NEW YORK — Jeffrey Epstein’s longtime confidante Ghislaine Maxwell was transferre­d to New York on Monday to face charges that she recruited women and girls for him to sexually abuse, the Bureau of Prisons said.

Prosecutor­s have asked a judge to schedule a Friday court appearance in Manhattan federal court for Maxwell, 58, who was arrested last week at a $1 million estate she purchased in New Hampshire.

Maxwell, the daughter of the late British publishing magnate Robert Maxwell, was the former girlfriend and longtime close associate of Epstein, who killed himself in a Manhattan jail in August while awaiting trial on federal sex-traffickin­g charges.

Maxwell has been indicted on multiple charges, including that she conspired to entice girls as young as 14 to engage in illegal sex acts with Epstein from 1994 through 1997.

Several of Epstein’s victims have described Maxwell as his chief enabler, recruiting and grooming young girls for abuse. She has denied wrongdoing and called claims against her “absolute rubbish.”

In a letter to a judge Sunday, prosecutor­s said they have communicat­ed with Maxwell’s lawyer, Christian Everdell, who would like a Friday bail hearing at which she will be arraigned.

Prosecutor­s have said Maxwell “poses an extreme risk of flight.” She has three passports, is wealthy with lots of internatio­nal connection­s, and has “absolutely no reason to stay in the United States and face the possibilit­y of a lengthy prison sentence,” they wrote in a memo.

Maxwell is being held at the Metropolit­an Detention Center in Brooklyn. The jail has had its share of troubles in recent years, but not the specter of Epstein’s suicide in Manhattan.

“Somebody made the conscious decision, ‘Let’s not house her where Epstein was housed,’” said Jack Donson, a former prison official.

Donson, who advises white-collar criminals on what to expect in prison, said the lockup on the Brooklyn waterfront is akin to the federal prison system’s version of a high-rise apartment building — highly secure, with elevators to move inmates from floor to floor, air-conditione­d cells and limited room for recreation or other activities. It houses about 1,600 inmates.

Donson said he’s made frequent visits to the jail and observed staff acting “downright unprofessi­onal,” yelling and cursing at inmates. The former warden, Cameron Lindsay, said it is “one of the most troubled” facilities in the federal prison system and had a “unique history of staff misconduct.”

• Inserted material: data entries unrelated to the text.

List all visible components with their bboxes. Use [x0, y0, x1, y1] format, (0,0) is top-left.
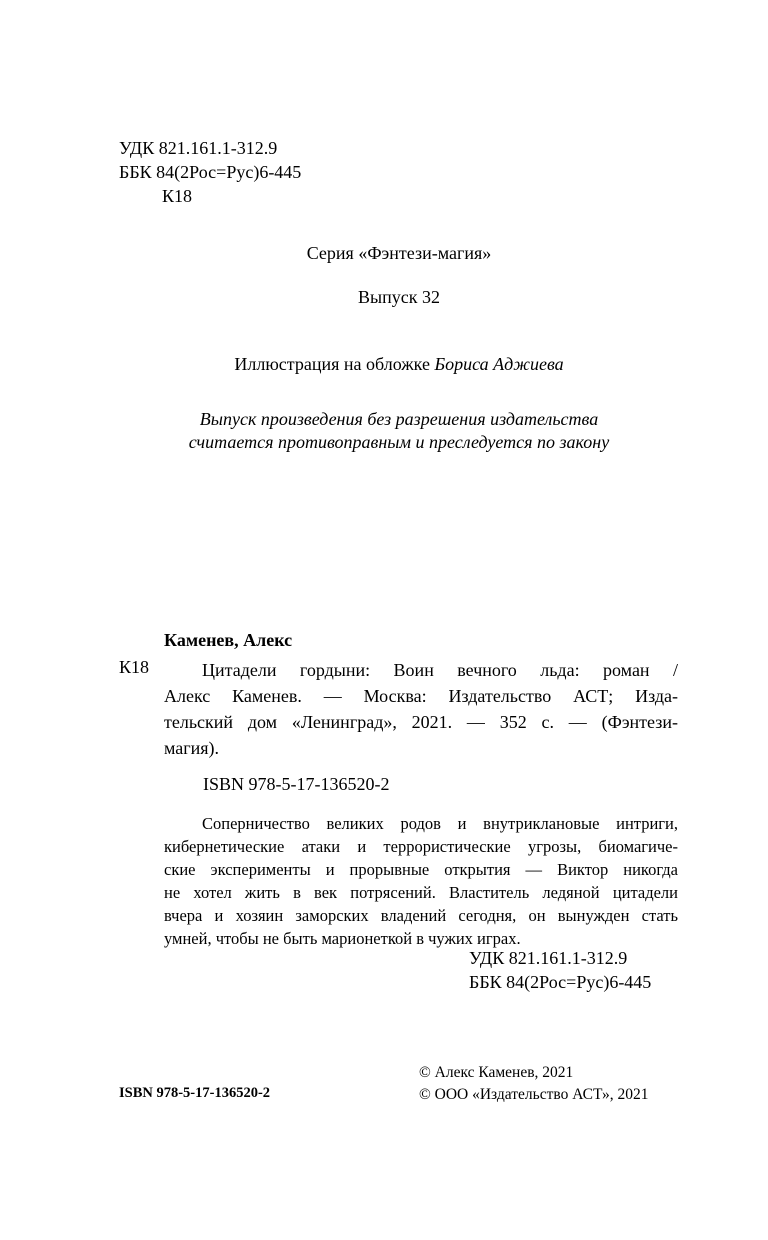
annotation-line: ские эксперименты и прорывные открытия — Виктор никогда	[164, 860, 678, 879]
biblio-line: Алекс Каменев. — Москва: Издательство АСТ; Изда-	[164, 686, 678, 706]
classification-codes-top	[119, 136, 301, 208]
biblio-line: магия).	[164, 738, 220, 758]
warning-line-1: Выпуск произведения без разрешения издательства	[199, 409, 599, 429]
classification-codes-bottom	[469, 946, 651, 994]
warning-line-2: считается противоправным и преследуется по закону	[188, 432, 610, 452]
annotation-line: вчера и хозяин заморских владений сегодня, он вынужден стать	[164, 906, 678, 925]
catalog-isbn: ISBN 978-5-17-136520-2	[203, 774, 390, 794]
footer-isbn: ISBN 978-5-17-136520-2	[119, 1085, 271, 1101]
biblio-line: тельский дом «Ленинград», 2021. — 352 с. — (Фэнтези-	[164, 712, 678, 732]
catalog-sign: К18	[119, 657, 150, 677]
annotation-line: кибернетические атаки и террористические угрозы, биомагиче-	[164, 837, 678, 856]
annotation	[164, 812, 678, 950]
annotation-line: Соперничество великих родов и внутриклановые интриги,	[202, 814, 678, 833]
bibliographic-description	[164, 657, 678, 761]
bbk-code: ББК 84(2Рос=Рус)6-445	[119, 162, 302, 182]
udk-code: УДК 821.161.1-312.9	[469, 948, 628, 968]
copyright-publisher: © ООО «Издательство АСТ», 2021	[419, 1086, 649, 1103]
illustration-credit-prefix: Иллюстрация на обложке	[234, 354, 430, 374]
copyright-block	[419, 1062, 649, 1106]
biblio-line: Цитадели гордыни: Воин вечного льда: роман /	[202, 660, 678, 680]
copyright-warning	[0, 408, 768, 454]
bbk-code: ББК 84(2Рос=Рус)6-445	[469, 972, 652, 992]
udk-code: УДК 821.161.1-312.9	[119, 138, 278, 158]
series-title: Серия «Фэнтези-магия»	[306, 243, 492, 263]
catalog-author: Каменев, Алекс	[164, 630, 293, 650]
annotation-line: не хотел жить в век потрясений. Властитель ледяной цитадели	[164, 883, 678, 902]
annotation-line: умней, чтобы не быть марионеткой в чужих играх.	[164, 929, 521, 948]
illustration-credit	[0, 354, 768, 375]
illustration-artist: Бориса Аджиева	[434, 354, 564, 374]
author-sign: К18	[162, 186, 193, 206]
issue-number: Выпуск 32	[358, 287, 440, 307]
copyright-author: © Алекс Каменев, 2021	[419, 1064, 574, 1081]
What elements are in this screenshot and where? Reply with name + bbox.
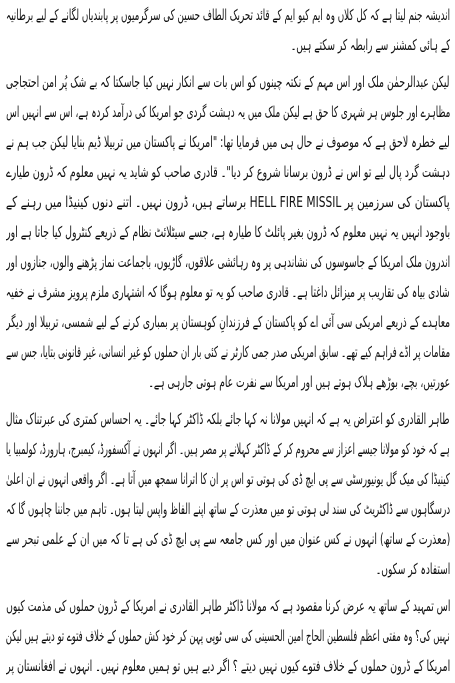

A weeklong power failure at the jail in January 2019 sparked unrest among shivering inmates and drew concerns from a federal watchdog about the government’s bungled response. In March, the jail had the federal prison system’s first inmate to test positive for coronaviru­s, and the facility’s response to the disease led to an ongoing court battle over allegation­s that inmates were being put at serious risk.

Last month, an inmate died after correction­al officers sprayed him with pepper spray, which has led to an investigat­ion by the Justice Department’s inspector general. In May, another inmate at the facility died.

The Bureau of Prisons has been the subject of intense scrutiny since Epstein took his own life, which Attorney General William Barr said was the result of the “perfect storm of screw-ups.”